Cafe Scheherazade, Acland St StKilda, 1950. (Photo: Jewish Museum of Australia)
After the war, a young couple called Avram and Masha Zeleznikow returned to Poland, found each other, got married and agreed to meet up in Paris. They chose to meet in a Parisian café named after the storyteller Queen Scheherazade who apparently told stories for 1001 nights to save her life. The name seemed appropriate since the Paris café was filled with refugees from Eastern Europe, sharing the stories, looking for any distant cousin who might have survived the Holocaust and eating cheesecake.
When they arrived in Australia in the 1950s, the Zeleznikows opened their own cafe in 1958 and of course they called it Café Scheherazade. They and their Eastern European patrons spent endless hours in Acland Street St.Kilda, recounting their own experiences as hunted enemy aliens in Poland and as refugees in the new country.
The play Café Scheherazade uses the device of Eastern European migrants in Melbourne telling their stories to a young journalist. The journalist wants to get down the details for a book; the café patrons just want to remember their journeys and their experiences of displacement and survival. There is nothing unique about this – I am certain the Afghanastani and Iraqi refugees are in the same position in 2011 that the Jews were in 1951. Refugee lives face universal problems, whether they analyse the issues in Yiddish, Polish, Russian, Arabic or Uzbek.
For people who love klezmer music, the music was evocative of a time well and truly gone. From the moment Ernie Gruner struck up his violin, Arnold Zable noted, the theatre audience was back in the café. Back in Acland Street. Back on the roads of Siberia, the forests of Lithuania, the crowded streets of war-torn Shanghai, the back alleys of Kazakhstan or the streets of Warsaw.
The original Café Scheherazade in St Kilda was indeed an Acland Street icon. Throughout the 1958-70 era, my family joined thousands of others on Sunday afternoons enjoying beetroot borscht with sour cream, potato latkes with sour cream, cheese cake with sour cream, and black tea with lemon slices. Then we would walk to the beach (4 minutes away) for some vigorous exercise.

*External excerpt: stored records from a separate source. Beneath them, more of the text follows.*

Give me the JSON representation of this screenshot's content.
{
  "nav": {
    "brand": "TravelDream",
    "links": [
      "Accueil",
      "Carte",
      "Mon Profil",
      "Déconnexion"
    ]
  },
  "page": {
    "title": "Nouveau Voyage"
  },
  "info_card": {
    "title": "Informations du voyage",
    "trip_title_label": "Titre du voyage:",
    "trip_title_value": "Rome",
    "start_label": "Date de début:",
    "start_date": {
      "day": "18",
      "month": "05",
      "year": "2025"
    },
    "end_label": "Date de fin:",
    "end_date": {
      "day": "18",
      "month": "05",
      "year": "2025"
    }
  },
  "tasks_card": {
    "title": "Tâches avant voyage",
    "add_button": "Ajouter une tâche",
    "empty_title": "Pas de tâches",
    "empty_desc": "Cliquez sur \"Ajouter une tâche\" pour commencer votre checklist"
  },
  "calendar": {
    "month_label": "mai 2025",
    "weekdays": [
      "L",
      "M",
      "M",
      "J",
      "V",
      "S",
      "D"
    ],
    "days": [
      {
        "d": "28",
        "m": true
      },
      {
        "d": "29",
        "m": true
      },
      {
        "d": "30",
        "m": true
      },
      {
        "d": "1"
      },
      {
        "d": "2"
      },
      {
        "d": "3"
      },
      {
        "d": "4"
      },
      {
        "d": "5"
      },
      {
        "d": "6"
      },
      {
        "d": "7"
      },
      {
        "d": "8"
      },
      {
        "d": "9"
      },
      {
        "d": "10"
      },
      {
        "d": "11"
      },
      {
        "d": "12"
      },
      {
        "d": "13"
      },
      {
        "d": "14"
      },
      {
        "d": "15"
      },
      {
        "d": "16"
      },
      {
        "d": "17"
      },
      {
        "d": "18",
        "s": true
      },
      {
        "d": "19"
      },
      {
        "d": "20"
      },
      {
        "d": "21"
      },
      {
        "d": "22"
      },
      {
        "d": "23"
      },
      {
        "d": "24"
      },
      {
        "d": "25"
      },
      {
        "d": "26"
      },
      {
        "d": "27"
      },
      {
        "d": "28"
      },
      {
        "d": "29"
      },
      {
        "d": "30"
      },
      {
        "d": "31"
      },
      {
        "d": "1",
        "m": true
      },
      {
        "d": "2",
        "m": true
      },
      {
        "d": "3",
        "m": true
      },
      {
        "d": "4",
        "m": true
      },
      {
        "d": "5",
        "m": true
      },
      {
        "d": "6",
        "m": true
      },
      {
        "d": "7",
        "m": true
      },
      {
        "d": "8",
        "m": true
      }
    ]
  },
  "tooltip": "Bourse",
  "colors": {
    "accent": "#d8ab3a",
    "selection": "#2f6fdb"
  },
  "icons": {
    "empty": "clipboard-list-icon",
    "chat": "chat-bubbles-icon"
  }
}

the play Cafe Scheherazade, remembering stories and drinking lemon tea
But not just an icon - I should call Cafe Scheherazade a haven. The play reminds us to celebrate and embrace those refugees who continue to arrive in Australia, because they are the future of this nation. They provide workers for our industries, chefs, artists and musicians, teachers and historians, as well as contributing to the rich diversity of this culture.